Can you hear the whistle blowing……….

Sixteen tons and what do you get, Another day older and deeper in debt.  Saint Peter don’t you call me cause I can’t go I owe my soul to the company store.  ~Tennessee Ernie Ford

 I painted white paint for six hours today in a room, mostly by myself.    The room is finished and since it was so hot up there, I had the windows open.  Lesson learned: wind causes paint to blow off the brush leaving the person who is attempting to paint looking like a Jackson Pollack painting.

The boys are starting to warm to us and I hope to start getting some of their stories tomorrow.  They picked us up a little early from work so that we could go to the Beckley Exhibition Coal Mine.  I went into the shaft with some of our volunteers and learned about coal mining from our guide, Sonny. 


Sonny was our guide today.  He was a miner for 38 years.  So far, they tell him, he doesn’t have black lung.  Sonny took us 700 feet into the mountain where the temperature dropped from the warm 76 degrees outside to a chilly 56 degrees.  There were actually 5 levels of shafts below us that they used when it was an active mine.  They had raised the clearance and added lighting but you still got the general feel for their dark and damp atmosphere.   Sonny was very animated and talkative and seemed to love educating all of us.

Our guide Sonny

Sonny showed us how they used to the drill to drill holes in the side of the shaft, put the black powder (or later dynamite) in and then to tamp it closed.  The final step, yell, “Fire in the hole.”  I don’t know where I thought this saying came from, or perhaps I never gave it any thought, but now I know.  To end my day, here are some pictures of the shaft.  I will be up and back on the job site again tomorrow.

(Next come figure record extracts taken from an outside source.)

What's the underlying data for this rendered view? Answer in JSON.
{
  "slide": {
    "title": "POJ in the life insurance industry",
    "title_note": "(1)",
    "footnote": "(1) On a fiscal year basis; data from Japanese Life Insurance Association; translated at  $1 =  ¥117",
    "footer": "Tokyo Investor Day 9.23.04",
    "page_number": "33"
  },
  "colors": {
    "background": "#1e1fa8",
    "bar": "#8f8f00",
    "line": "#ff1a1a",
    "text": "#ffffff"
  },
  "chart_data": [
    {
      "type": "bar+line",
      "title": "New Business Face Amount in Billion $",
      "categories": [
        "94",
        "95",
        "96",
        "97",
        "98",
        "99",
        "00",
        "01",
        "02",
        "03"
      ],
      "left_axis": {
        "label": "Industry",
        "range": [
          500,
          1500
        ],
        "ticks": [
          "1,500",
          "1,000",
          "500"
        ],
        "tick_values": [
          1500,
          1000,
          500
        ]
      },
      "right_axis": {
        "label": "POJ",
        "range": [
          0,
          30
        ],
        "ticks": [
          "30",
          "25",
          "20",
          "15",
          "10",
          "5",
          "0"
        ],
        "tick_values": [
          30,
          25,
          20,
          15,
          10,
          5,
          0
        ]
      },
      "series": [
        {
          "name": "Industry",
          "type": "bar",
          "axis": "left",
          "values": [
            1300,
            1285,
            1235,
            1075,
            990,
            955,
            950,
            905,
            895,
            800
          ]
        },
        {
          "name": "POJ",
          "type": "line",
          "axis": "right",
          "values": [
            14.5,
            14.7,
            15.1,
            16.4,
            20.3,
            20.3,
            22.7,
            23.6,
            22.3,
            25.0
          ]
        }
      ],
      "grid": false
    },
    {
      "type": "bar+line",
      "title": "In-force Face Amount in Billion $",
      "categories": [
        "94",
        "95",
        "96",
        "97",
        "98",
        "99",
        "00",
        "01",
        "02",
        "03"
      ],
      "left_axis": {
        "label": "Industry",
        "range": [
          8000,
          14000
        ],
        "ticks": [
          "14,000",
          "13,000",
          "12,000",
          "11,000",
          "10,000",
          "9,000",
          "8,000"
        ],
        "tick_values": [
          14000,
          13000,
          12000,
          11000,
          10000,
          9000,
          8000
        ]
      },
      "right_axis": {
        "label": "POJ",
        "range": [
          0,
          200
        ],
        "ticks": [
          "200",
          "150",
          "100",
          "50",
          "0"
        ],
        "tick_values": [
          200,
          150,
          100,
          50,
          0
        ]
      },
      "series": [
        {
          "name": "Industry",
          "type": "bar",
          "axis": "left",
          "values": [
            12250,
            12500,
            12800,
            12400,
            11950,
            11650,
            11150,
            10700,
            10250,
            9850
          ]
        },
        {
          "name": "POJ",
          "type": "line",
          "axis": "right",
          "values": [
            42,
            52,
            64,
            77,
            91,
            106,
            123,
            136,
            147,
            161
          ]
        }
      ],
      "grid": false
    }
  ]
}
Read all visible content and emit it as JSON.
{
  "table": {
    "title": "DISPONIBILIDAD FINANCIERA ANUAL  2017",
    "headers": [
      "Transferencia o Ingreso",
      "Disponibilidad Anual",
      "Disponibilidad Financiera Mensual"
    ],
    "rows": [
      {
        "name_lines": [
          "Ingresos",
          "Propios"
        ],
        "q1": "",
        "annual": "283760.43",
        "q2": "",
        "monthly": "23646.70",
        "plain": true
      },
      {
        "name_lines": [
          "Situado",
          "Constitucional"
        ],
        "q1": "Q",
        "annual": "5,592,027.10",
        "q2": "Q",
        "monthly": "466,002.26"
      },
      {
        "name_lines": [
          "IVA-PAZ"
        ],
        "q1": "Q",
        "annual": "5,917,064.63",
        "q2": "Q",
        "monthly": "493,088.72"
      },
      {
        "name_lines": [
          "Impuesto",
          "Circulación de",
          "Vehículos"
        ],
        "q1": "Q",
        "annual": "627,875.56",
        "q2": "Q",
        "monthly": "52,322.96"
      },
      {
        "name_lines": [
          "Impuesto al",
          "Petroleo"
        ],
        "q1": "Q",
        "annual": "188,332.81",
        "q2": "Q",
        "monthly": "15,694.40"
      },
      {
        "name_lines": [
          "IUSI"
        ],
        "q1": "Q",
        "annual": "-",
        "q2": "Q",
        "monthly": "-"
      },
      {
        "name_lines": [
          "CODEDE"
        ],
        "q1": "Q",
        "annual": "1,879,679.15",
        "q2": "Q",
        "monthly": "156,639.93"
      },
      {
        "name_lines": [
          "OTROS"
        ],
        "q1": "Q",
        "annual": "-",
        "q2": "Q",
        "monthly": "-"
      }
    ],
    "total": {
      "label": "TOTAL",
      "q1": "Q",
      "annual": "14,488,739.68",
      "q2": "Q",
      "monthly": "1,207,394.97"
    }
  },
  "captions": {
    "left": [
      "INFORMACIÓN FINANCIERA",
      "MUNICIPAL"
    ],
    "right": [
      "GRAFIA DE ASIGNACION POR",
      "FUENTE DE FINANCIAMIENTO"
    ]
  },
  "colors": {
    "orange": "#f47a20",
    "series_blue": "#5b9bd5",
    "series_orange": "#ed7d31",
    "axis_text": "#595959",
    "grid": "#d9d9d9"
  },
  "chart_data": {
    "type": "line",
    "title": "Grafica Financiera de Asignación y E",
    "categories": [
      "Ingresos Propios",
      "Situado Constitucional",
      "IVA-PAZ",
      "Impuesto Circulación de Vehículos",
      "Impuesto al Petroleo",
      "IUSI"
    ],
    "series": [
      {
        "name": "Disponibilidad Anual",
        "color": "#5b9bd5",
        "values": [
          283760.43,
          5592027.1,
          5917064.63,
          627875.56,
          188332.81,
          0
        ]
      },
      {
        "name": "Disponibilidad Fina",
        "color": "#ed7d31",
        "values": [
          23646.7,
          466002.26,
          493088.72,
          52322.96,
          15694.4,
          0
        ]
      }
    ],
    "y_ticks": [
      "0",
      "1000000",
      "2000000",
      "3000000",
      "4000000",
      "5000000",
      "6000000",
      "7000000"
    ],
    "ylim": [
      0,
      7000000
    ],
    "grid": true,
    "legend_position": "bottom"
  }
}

Miners preparing to blast to hopefully get more nuggets and less dust

(image source) 

Rock Duster
This is 2 tons - it would earn the worker about 25 cents for his labor


Country Road, Take me Home………

“In all of nature there is something of the marvelous.” ~Aristotle

New River Gorge, WV

Yesterday morning I decided to take a walk.  Rebecca spotted me taking off and ran to grab her camera so she could tag along.  We walked down the road in the quiet of the morning hearing only the sound of an occasional dog barking (and Rebecca talking).

Most dogs were chained to their porches or had a fence that ran in front of the house

I tuned out the incessant chattering of my walking partner and heard the gentle rushing of the creek, swollen from yesterday’s rain, that ran beside the road.  Houses dotted the banks along the road and creek separated by only a few feet on each side.

View down Beards Fork Rd

Immersed in my own thoughts I spun around to Rebecca and said, “I just heard a goat.”  She had heard nothing but I turned to look up the mountain side and sure enough, there was a little white goat looking down the hill at us.

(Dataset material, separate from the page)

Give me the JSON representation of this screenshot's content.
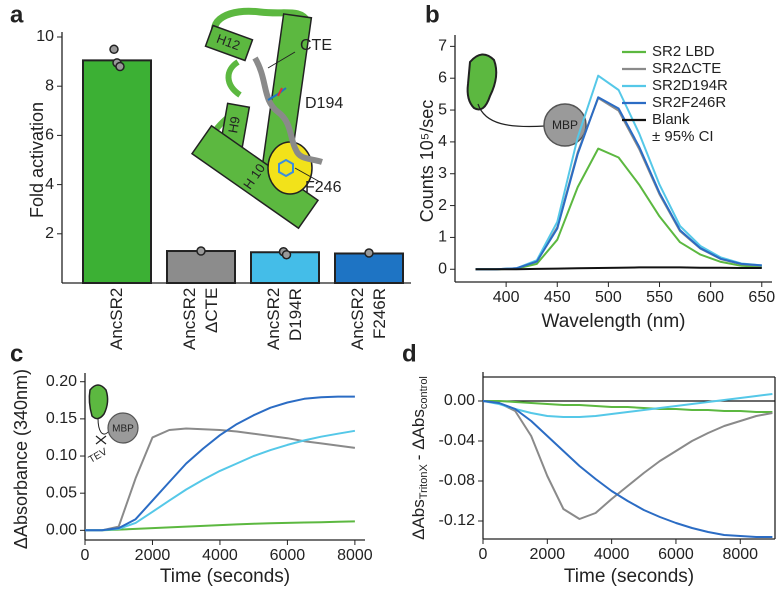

We continued on our walk talking to people sitting on their front porches and waving to all the cars that would drive by.  Appalachians are very proud of their area and heritage.  They  were all willing to engage in any form of conversation.  Some were on their way to work in a neighboring town, some were retired and some were disabled from black lung disease or other mining related causes.  Mining decreases your life expectancy by 15 years due to increased risk of disease and accident.

Beards Fork, WV…….

Beards Fork is located about halfway between Oak Hill and Montgomery.  It is known as a holler.  In Indiana, hollers (hollows if you prefer) are usually valleys between two properties.  In West Virginia, this is an area in the mountains that dead ends.  One way in, one way out.  The houses are small and built right on top of each other.  In the beginning, the houses were owned by the coal companies and rented to the people who worked for them.  They started them out with credit and used their own form of money so people never went outside the community for any of their needs.  The companies had complete control over the people.

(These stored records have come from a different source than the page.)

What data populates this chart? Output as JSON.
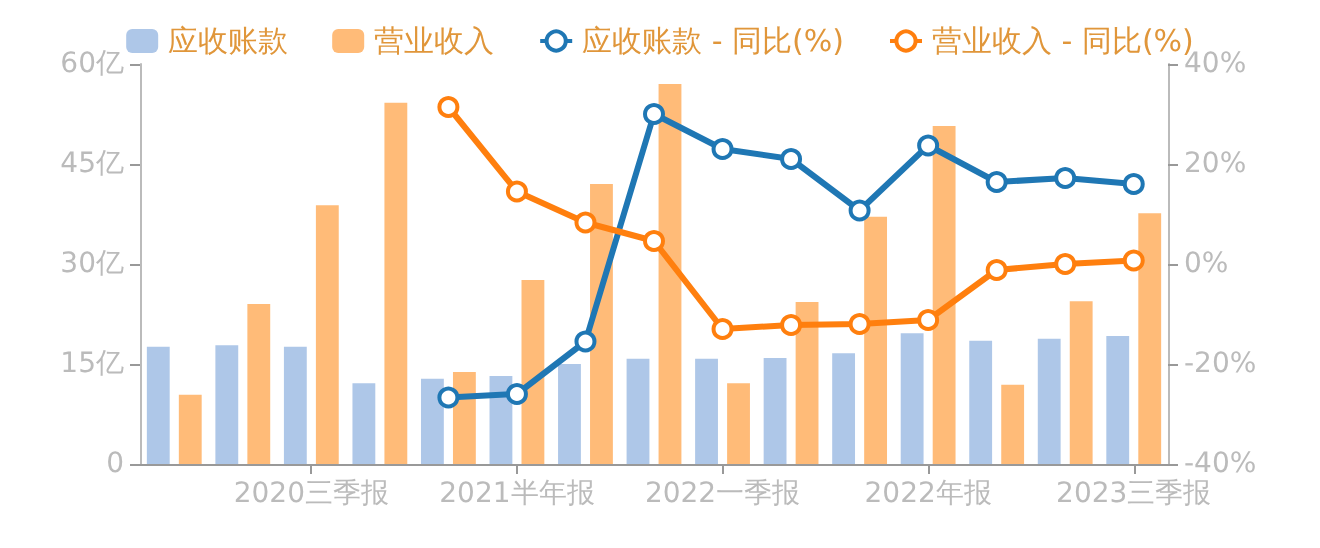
{
  "chart_data": {
    "type": "bar",
    "categories": [
      null,
      null,
      "2020三季报",
      null,
      null,
      "2021半年报",
      null,
      null,
      "2022一季报",
      null,
      null,
      "2022年报",
      null,
      null,
      "2023三季报"
    ],
    "series": [
      {
        "name": "应收账款",
        "color": "#aec7e8",
        "values": [
          17.6,
          17.8,
          17.6,
          12.1,
          12.8,
          13.2,
          15.0,
          15.8,
          15.8,
          15.9,
          16.6,
          19.6,
          18.5,
          18.8,
          19.2
        ]
      },
      {
        "name": "营业收入",
        "color": "#ffbb78",
        "values": [
          10.4,
          24.0,
          38.8,
          54.2,
          13.8,
          27.6,
          42.0,
          57.0,
          12.1,
          24.3,
          37.1,
          50.7,
          11.9,
          24.4,
          37.6
        ]
      },
      {
        "name": "应收账款 - 同比(%)",
        "type": "line",
        "axis": "y2",
        "color": "#1f77b4",
        "values": [
          null,
          null,
          null,
          null,
          -26.7,
          -26.0,
          -15.5,
          30.0,
          23.0,
          21.0,
          10.7,
          23.7,
          16.4,
          17.2,
          16.0
        ]
      },
      {
        "name": "营业收入 - 同比(%)",
        "type": "line",
        "axis": "y2",
        "color": "#ff7f0e",
        "values": [
          null,
          null,
          null,
          null,
          31.4,
          14.5,
          8.3,
          4.6,
          -13.0,
          -12.2,
          -12.0,
          -11.2,
          -1.2,
          0,
          0.7
        ]
      }
    ],
    "ylim": [
      0,
      60
    ],
    "yticks": [
      {
        "value": 0,
        "label": "0"
      },
      {
        "value": 15,
        "label": "15亿"
      },
      {
        "value": 30,
        "label": "30亿"
      },
      {
        "value": 45,
        "label": "45亿"
      },
      {
        "value": 60,
        "label": "60亿"
      }
    ],
    "y2lim": [
      -40,
      40
    ],
    "y2ticks": [
      {
        "value": -40,
        "label": "-40%"
      },
      {
        "value": -20,
        "label": "-20%"
      },
      {
        "value": 0,
        "label": "0%"
      },
      {
        "value": 20,
        "label": "20%"
      },
      {
        "value": 40,
        "label": "40%"
      }
    ],
    "grid": false,
    "legend": "top",
    "marker": "circle",
    "line_style": "solid"
  }
}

When the labor unions got involved and the people started using real money the company stores dried up and businesses within the small communities went out of business.

Coal companies are now mostly mechanized.  They dig less underground and have started mining from the top of the mountains.  They run huge conveyers up the mountains to bring the coal down.  Logging is also adding to the destruction of the natural scenery and evidence of mountain topping is evident in many areas.  Loggers are required to replace what they remove but many replace with non-indigenous species of plants that either don’t thrive or are more bush like then tree.

Beards Fork, WV

This is the area where I am living for a week.  It is down a one lane road that “Y’s” to two dead ends.  I am in a holler.  It is amazingly beautiful with flowing creeks on each side of the road which pose a danger of flooding every time there is a big rain. The spring wildflowers are starting to bloom and their fragrance is beginning to fill the air. There is a one lane bridge in a curve with a concrete structure overhead that makes it impossible for cement trucks to get to the holler if a new construction or renovation were to require cement.  Although they have many economic and logistical issues, the people we met on our walk through Beards Fork all had smiles on their faces and were more than willing to tell you about their town.

Creek along Beards Fork Rd

Today I am off to work construction.  I hear I am going to learn to hang drywall.  We will be working side by side with the youth in the youth build program who are learning a trade and preparing for their GED to hopefully better their lives.